Much has been made recently about the convergence of audio, video and information technology (AVIT). While there is certainly ample evidence that these worlds are merging, it is not necessarily a bad thing. It just means that there are new tools and skills to learn. It also means a change in the way we distribute media. In many cases, a centralized control room has given way to distributed media, linked by an Ethernet network for content control and signal distribution.
However, much of the discussion of AVIT centers around PC platforms with the belief that there is some overwhelming benefit to using “non-proprietary hardware” to build a control system. I strongly disagree with this statement for two reasons:
- It is extremely difficult (if not impossible) to build a complete “non-proprietary” PC system because to get the proper control outputs/inputs (SMPTE timecode, DMX, discrete I/O, etc.), you still have to use cards built by a manufacturer and those cards require specific drivers for each control system. In my mind, this makes them proprietary (you have no insight into what is going on in those cards and – in most cases – they are single-source).
- Even if you could build a system using “non-proprietary hardware”, it’s still a PC and there’s no way to prevent OS failures, viruses, operator errors, etc.

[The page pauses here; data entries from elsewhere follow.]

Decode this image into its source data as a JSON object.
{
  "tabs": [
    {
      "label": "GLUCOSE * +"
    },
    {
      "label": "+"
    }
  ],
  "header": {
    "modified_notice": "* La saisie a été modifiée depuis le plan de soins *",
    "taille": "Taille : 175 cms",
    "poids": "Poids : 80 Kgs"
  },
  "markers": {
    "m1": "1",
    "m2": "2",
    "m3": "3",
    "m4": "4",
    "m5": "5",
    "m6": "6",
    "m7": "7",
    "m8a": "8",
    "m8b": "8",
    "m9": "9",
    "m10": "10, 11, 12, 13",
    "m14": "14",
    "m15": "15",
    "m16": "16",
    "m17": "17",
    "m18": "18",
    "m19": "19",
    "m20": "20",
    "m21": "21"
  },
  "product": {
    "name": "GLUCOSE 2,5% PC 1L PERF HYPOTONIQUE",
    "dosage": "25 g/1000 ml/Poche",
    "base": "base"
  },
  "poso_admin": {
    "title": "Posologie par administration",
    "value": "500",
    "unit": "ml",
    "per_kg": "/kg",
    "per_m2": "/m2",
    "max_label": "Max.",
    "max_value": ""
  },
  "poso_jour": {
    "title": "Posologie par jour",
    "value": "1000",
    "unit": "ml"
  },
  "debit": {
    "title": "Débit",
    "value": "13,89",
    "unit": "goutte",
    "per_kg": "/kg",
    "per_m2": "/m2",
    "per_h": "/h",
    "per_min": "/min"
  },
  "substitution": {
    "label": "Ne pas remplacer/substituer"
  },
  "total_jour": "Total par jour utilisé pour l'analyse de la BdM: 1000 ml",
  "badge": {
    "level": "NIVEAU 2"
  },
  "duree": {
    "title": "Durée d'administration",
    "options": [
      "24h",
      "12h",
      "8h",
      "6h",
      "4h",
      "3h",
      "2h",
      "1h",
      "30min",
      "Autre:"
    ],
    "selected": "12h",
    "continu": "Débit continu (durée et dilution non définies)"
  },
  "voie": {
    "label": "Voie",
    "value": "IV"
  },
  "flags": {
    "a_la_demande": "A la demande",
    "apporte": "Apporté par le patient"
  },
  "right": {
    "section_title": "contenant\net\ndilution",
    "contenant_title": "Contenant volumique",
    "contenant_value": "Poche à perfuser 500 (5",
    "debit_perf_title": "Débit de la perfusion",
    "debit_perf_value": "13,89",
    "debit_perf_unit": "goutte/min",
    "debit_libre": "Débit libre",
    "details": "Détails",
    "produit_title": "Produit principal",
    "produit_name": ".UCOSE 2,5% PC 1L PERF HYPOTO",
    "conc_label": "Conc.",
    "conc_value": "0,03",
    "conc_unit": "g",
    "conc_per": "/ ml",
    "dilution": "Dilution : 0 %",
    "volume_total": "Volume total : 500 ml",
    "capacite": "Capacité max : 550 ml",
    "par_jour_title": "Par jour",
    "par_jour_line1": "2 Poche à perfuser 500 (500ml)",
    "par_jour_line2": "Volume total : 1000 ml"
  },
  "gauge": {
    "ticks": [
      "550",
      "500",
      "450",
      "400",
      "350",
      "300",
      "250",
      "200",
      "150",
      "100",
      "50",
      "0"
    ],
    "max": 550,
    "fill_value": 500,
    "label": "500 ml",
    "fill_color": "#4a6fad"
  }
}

Our design view at Alcorn McBride has always been: Design products that are going to work and support our customers. Our approach to that has been to design our products from the ground up. We design the hardware (circuit boards, metalwork), we design the firmware and we design our own software (including the OS). It’s the only way we know what’s going on in the product at all times.
Even if you were using Windows XP Embedded (which some other companies do), there’s no way to have complete control of a Windows OS. So you are at the mercy of Microsoft to know when an event is going to happen. In a show environment, that is unacceptable. Our show controllers, like the V16 Pro and the V4 Pro, operate on the frame edge so you always know when an event is going to happen. The same goes for our media players which run on our hardware and offers the level of determinism that can only be offered by designing the system from the ground-up.
So I agree that we are headed toward an AVIT world – everything will have an Ethernet jack and everything will be connected (with the introduction of our new 8TraXX and LightCue, all of our media players and Pro show controllers have at least one Ethernet port on them). But I disagree wholeheartedly that the only way to get to that AVIT world is to use a PC. There are alternatives out there (we make some pretty good ones that have worked in critical applications flawlessly for years).
There’s no need to sacrifice operational readiness for connectivity.